COMMENCEMENT OF EMPLOYMENT:         Upon the closing of SSMK's purchase of all
                                    issued and outstanding shares of common
                                    stock of College Bound Student -
                                    Athletes, Inc.

TITLE:                              Chief Operating Officer - Profile Division
                                    of SSMK

RESPONSIBILITIES:                   Responsible for efficient profile
                                    fulfillment and profitability of the Profile
                                    Division. Also responsible for maximizing
                                    sales and marketing activities in
                                    coordination with SSMK with direct
                                    responsibility for meeting corporate
                                    sponsorship and athletic director contract
                                    revenue goals. Duties to be provided at
                                    Cedarburg, Wisconsin office during the
                                    initial 24 months of employment.

REPORTING RESPONSIBILITY:           CEO of SSMK

COMPENSATION:

      ANNUAL SALARY:                $90,000, subject to annual review.

      BENEFITS:                     Standard benefit package for Executive
                                    Management but not less than current benefit
                                    package; and automobile allowance of $1,100
                                    per month.

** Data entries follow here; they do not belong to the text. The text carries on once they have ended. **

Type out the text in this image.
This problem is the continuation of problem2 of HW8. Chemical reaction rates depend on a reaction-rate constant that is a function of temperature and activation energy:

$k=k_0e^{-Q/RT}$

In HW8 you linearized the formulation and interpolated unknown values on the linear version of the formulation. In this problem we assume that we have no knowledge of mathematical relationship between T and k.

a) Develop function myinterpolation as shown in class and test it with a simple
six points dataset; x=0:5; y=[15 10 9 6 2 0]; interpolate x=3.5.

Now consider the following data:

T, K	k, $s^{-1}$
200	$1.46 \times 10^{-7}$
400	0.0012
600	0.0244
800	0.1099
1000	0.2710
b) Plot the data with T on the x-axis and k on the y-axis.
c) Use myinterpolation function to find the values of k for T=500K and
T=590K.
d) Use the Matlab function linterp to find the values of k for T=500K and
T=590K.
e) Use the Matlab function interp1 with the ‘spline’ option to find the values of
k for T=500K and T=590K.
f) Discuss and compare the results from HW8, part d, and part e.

      INCENTIVE COMPENSATION:       After one (1) year, entitled to participate
                                    in SSMK executive management bonus and stock
                                    option plans.

<PAGE>

GOALS:                              The following goals are established for the
                                    initial 12-month period, but are subject to
                                    modification upon mutual written agreement
                                    of Employee and Chief Executive Officer of
                                    Company:

                                    1.    Achieve an average of 150 units at an
                                    average of $795 per unit in retail profile
                                    sales per month for one year after April 1,
                                    or until such time as the Media Program
                                    generates at least $50,000 in additional
                                    sales per month, whichever is the earlier to
                                    occur.

                                    2.    Obtain and collect fees from new
                                    corporate sponsorships at an average of
                                    $25,000 per month and a total amount of not
                                    less than $300,000 for the twelve month
                                    period commencing ninety days after the
                                    effective date of this Agreement.

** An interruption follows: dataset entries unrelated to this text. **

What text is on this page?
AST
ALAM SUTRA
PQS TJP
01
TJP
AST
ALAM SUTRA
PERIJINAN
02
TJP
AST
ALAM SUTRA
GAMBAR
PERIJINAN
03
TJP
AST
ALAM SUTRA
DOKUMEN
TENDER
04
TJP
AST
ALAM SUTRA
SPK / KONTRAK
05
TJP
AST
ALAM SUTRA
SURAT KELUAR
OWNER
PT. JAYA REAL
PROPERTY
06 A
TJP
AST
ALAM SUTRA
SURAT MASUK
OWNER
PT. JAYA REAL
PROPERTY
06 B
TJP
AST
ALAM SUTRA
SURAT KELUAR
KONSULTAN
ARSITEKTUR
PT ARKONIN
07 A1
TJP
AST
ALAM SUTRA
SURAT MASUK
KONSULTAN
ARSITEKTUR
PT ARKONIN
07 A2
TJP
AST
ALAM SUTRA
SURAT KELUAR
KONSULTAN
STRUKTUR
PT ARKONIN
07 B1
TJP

                                    3.    Obtain 24 new college athletic
                                    director contracts during the initial 15
                                    month period, at an aggregate of $50,000.

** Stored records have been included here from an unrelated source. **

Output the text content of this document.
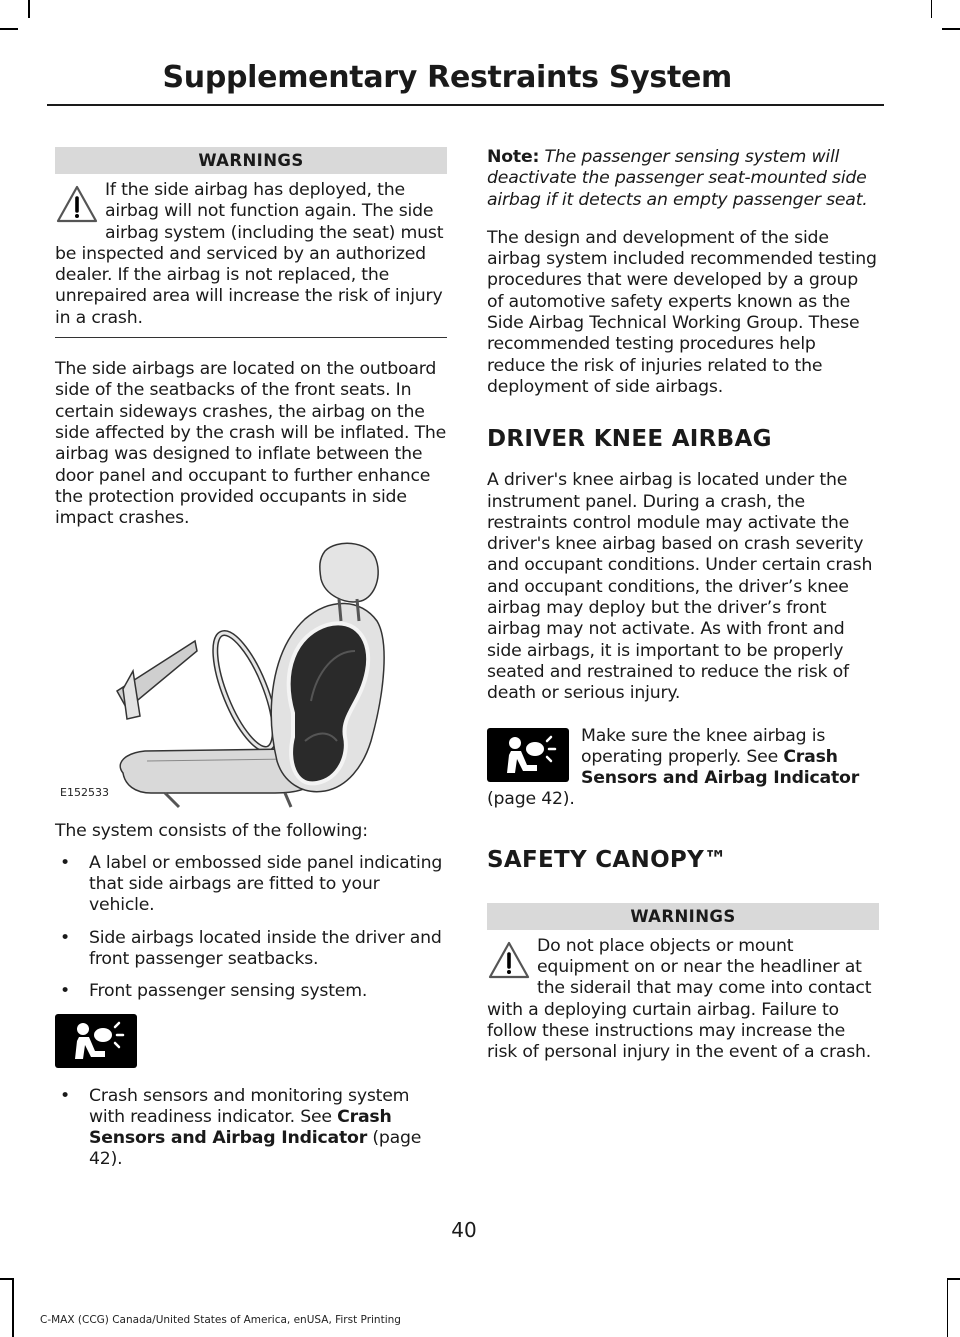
Supplementary Restraints System
WARNINGS

If the side airbag has deployed, the airbag will not function again. The side airbag system (including the seat) must be inspected and serviced by an authorized dealer. If the airbag is not replaced, the unrepaired area will increase the risk of injury in a crash.

The side airbags are located on the outboard side of the seatbacks of the front seats. In certain sideways crashes, the airbag on the side affected by the crash will be inflated. The airbag was designed to inflate between the door panel and occupant to further enhance the protection provided occupants in side impact crashes.

E152533

The system consists of the following:

• A label or embossed side panel indicating that side airbags are fitted to your vehicle.
• Side airbags located inside the driver and front passenger seatbacks.
• Front passenger sensing system.
• Crash sensors and monitoring system with readiness indicator. See Crash Sensors and Airbag Indicator (page 42).

Note: The passenger sensing system will deactivate the passenger seat-mounted side airbag if it detects an empty passenger seat.

The design and development of the side airbag system included recommended testing procedures that were developed by a group of automotive safety experts known as the Side Airbag Technical Working Group. These recommended testing procedures help reduce the risk of injuries related to the deployment of side airbags.

DRIVER KNEE AIRBAG

A driver's knee airbag is located under the instrument panel. During a crash, the restraints control module may activate the driver's knee airbag based on crash severity and occupant conditions. Under certain crash and occupant conditions, the driver’s knee airbag may deploy but the driver’s front airbag may not activate. As with front and side airbags, it is important to be properly seated and restrained to reduce the risk of death or serious injury.

Make sure the knee airbag is operating properly. See Crash Sensors and Airbag Indicator (page 42).

SAFETY CANOPY™
WARNINGS

Do not place objects or mount equipment on or near the headliner at the siderail that may come into contact with a deploying curtain airbag. Failure to follow these instructions may increase the risk of personal injury in the event of a crash.

40
C-MAX (CCG) Canada/United States of America, enUSA, First Printing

                                    4.    Reduce the fulfillment cost per
                                    profile to $100 per unit during the 12
                                    months.

                                    5.    Achieve a minimum 90% satisfaction
                                    rate during the 12 month period, provided
                                    that an average of 150 units at an average
                                    of $795 per unit in retail profiles per
                                    month are sold during this period.